OTTAWA – Ottawa city council’s second conference-call council meeting today (April 8) focused on the short and long-term implications of the COVID-19 pandemic.
Council received an update on the impact of COVID-19 on the city’s staff and finances, as well as the community.
“The city has taken significant action in the last few weeks to help flatten the curve and protect staff and residents,” city staff released in a statement today. “All departments are working together on a business continuity plan to ensure the city’s finances remain stable and that services continue to be delivered. The city is preparing for the long haul so it can maintain a healthy and nimble workforce that can be safely redeployed to deliver essential services in different parts of the organization.”
COVID-19 has had a financial impact on the city’s operating budget and cash flow, and on assistance from other levels of government. The city forecasts a $102-million reduction in revenue if the pandemic ends in June, a $186-million reduction if in September, and a $273-million reduction if in December. To mitigate the potential shortfall, the city implemented emergency leave for part-time and casual staff, and staff will continue to explore additional measures, such as reducing discretionary spending and pausing non-essential hiring for vacant positions. Staff will report back on mitigation strategies as the situation evolves.
Ottawa Public Health’s (OPH) models show the importance of physical distancing. The city and OPH continue to increase health care and testing capacity, and to expand support to partners and Ottawa’s most vulnerable residents.
Rural economic strategy approved
A new strategy will help stimulate economic growth in West Carleton-March, Cumberland, Osgoode and Rideau-Goulbourn wards. Council approved the Rural Economic Development Strategy and Action Plan, along with a $150,000 investment in 2020 to help create jobs in rural Ottawa. The plan focusses on supporting rural businesses, improving quality of life for rural residents, strengthening rural tourism, investing in agriculture and agri-food production, and advocating for rural priorities.
City tax supported services end 2019 with surplus
City-wide tax supported services ended 2019 with a $2.8-million operating surplus. Council approved transferring $2 million to the tax-stabilization reserve and $750,000 to fund new software to manage planning and permit applications. An additional $3.6 million in operating surpluses from the Ottawa Police Service, the Ottawa Public Library and Water Services will go to their respective reserves.

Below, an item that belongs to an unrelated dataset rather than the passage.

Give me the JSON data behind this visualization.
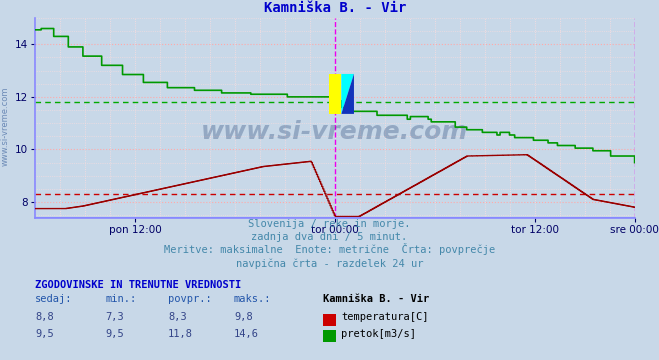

O-Train corrective action plan
The City received a corrective action plan from Rideau Transit Group on Tuesday, March 31, outlining the steps the consortium is taking to correct performance issues with the Confederation Line. City council today received an overview of the plan. Staff asked Rideau Transit Group to revise the plan and provide additional supporting information. Staff will share more details with council once the city receives an updated plan.
Council approved finding an independent consultant to review the lessons learned from the procurement of Stage 2 LRT. Staff will recommend a consultant and budget to the Finance and Economic Development Committee by June and present the consultant’s findings by the end of the year.
City solidarity in fight against COVID-19
To show the city’s solidarity in Canada’s fight against COVID-19, Council passed a motion to hang a large Canadian flag from the roof of City Hall, facing Marion Dewar Plaza. The flag will be installed on Thursday, April 9.